A 65-year-old female with recent non-ST-elevation myocardial infarction underwent high-risk staged percutaneous coronary intervention to her right coronary artery (RCA). Her RCA had significant ostial stenosis followed by a heavy calcified subtotal occlusion of the mid-RCA (Moving image 1). A total of 6,000 units of heparin were given at the start of the procedure. Despite guide extension support, we were unable to pass any balloon across the mid-RCA lesion and hence decided for rotational atherectomy. Three passes with a 1.25 mm ROTABLATOR (Boston Scientific) burr at 180,000 RPM were required to adequately prepare the mid-RCA (Moving image 2). Upon removal of the ROTABLATOR burr, we noticed a piece of red, gelatinous mass wrapped around the burr tip, which was sent for histological evaluation (Figure 1A). We completed the procedure uneventfully by implanting three drug-eluting stents from the ostial to the distal RCA (Moving image 3, Moving image 4).
The histology of this mass showed alternating layers of fibrin, collagen fibres, inflammatory cells and erythrocytes consistent with an organised thrombus (Figure 1B, Figure 1C).
We believe the organised thrombus originated from a hazy segment of the proximal RCA (Figure 1D, blue arrow). Thrombus formation was likely a result of flow stasis from the severe calcific stenosis in the mid-RCA (Figure 1D, red arrow). During atherectomy, the spinning atherectomy burr likely enveloped the proximal RCA thrombus via a centrifugal mechanism, giving it a unique “cotton candy”-like appearance.
These images demonstrate the theoretical concern of using rotational atherectomy in the presence of coronary thrombus, which in turn could lead to complications like distal embolisation or burr entanglement.
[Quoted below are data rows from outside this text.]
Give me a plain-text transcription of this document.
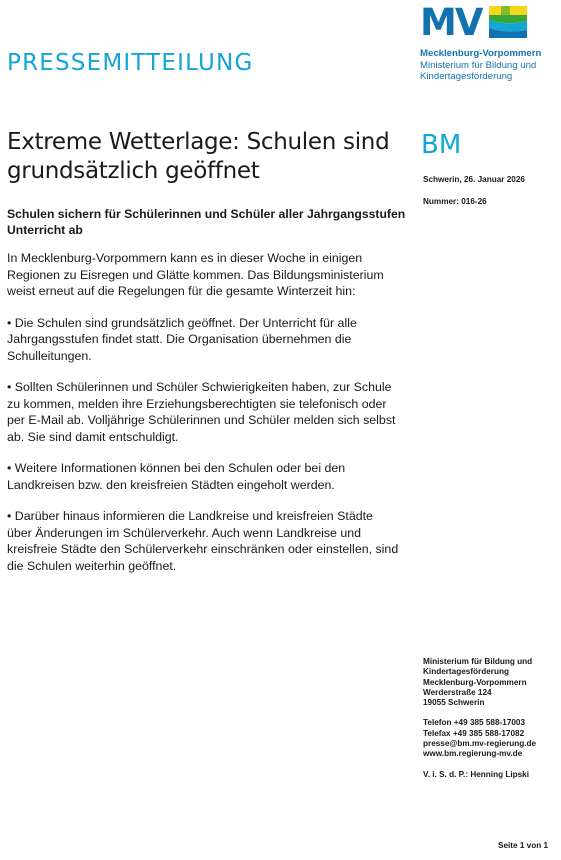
PRESSEMITTEILUNG
MV
Mecklenburg-Vorpommern
Ministerium für Bildung und
Kindertagesförderung
Extreme Wetterlage: Schulen sind grundsätzlich geöffnet
Schulen sichern für Schülerinnen und Schüler aller Jahrgangsstufen Unterricht ab

In Mecklenburg-Vorpommern kann es in dieser Woche in einigen Regionen zu Eisregen und Glätte kommen. Das Bildungsministerium weist erneut auf die Regelungen für die gesamte Winterzeit hin:

• Die Schulen sind grundsätzlich geöffnet. Der Unterricht für alle Jahrgangsstufen findet statt. Die Organisation übernehmen die Schulleitungen.

• Sollten Schülerinnen und Schüler Schwierigkeiten haben, zur Schule zu kommen, melden ihre Erziehungsberechtigten sie telefonisch oder per E-Mail ab. Volljährige Schülerinnen und Schüler melden sich selbst ab. Sie sind damit entschuldigt.

• Weitere Informationen können bei den Schulen oder bei den Landkreisen bzw. den kreisfreien Städten eingeholt werden.

• Darüber hinaus informieren die Landkreise und kreisfreien Städte über Änderungen im Schülerverkehr. Auch wenn Landkreise und kreisfreie Städte den Schülerverkehr einschränken oder einstellen, sind die Schulen weiterhin geöffnet.

BM
Schwerin, 26. Januar 2026
Nummer: 016-26
Ministerium für Bildung und
Kindertagesförderung
Mecklenburg-Vorpommern
Werderstraße 124
19055 Schwerin
Telefon +49 385 588-17003
Telefax +49 385 588-17082
presse@bm.mv-regierung.de
www.bm.regierung-mv.de
V. i. S. d. P.: Henning Lipski
Seite 1 von 1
Figure 1. Organised coronary thrombus. A) The red gelatinous matter wrapped around the ROTABLATOR burr. B) The cross-sectional histology of the mass showing a tubular, elongated core that shows alternating layers of fibrin and erythrocytes. C) The histology of the mass: a magnified view of the organised thrombus showing the presence of collagen fibres and fibrin (blue arrow), erythrocytes (red arrow) and neutrophils (yellow arrow). D) Coronary angiography: a still image of the RCA angiogram prior to intervention. The blue arrow shows a hazy area in the proximal RCA which is the likely source of the thrombus. The red arrow shows the severe calcific mid-RCA lesion. RCA: right coronary artery
Conflict of interest statement
The authors have no conflicts of interest to declare.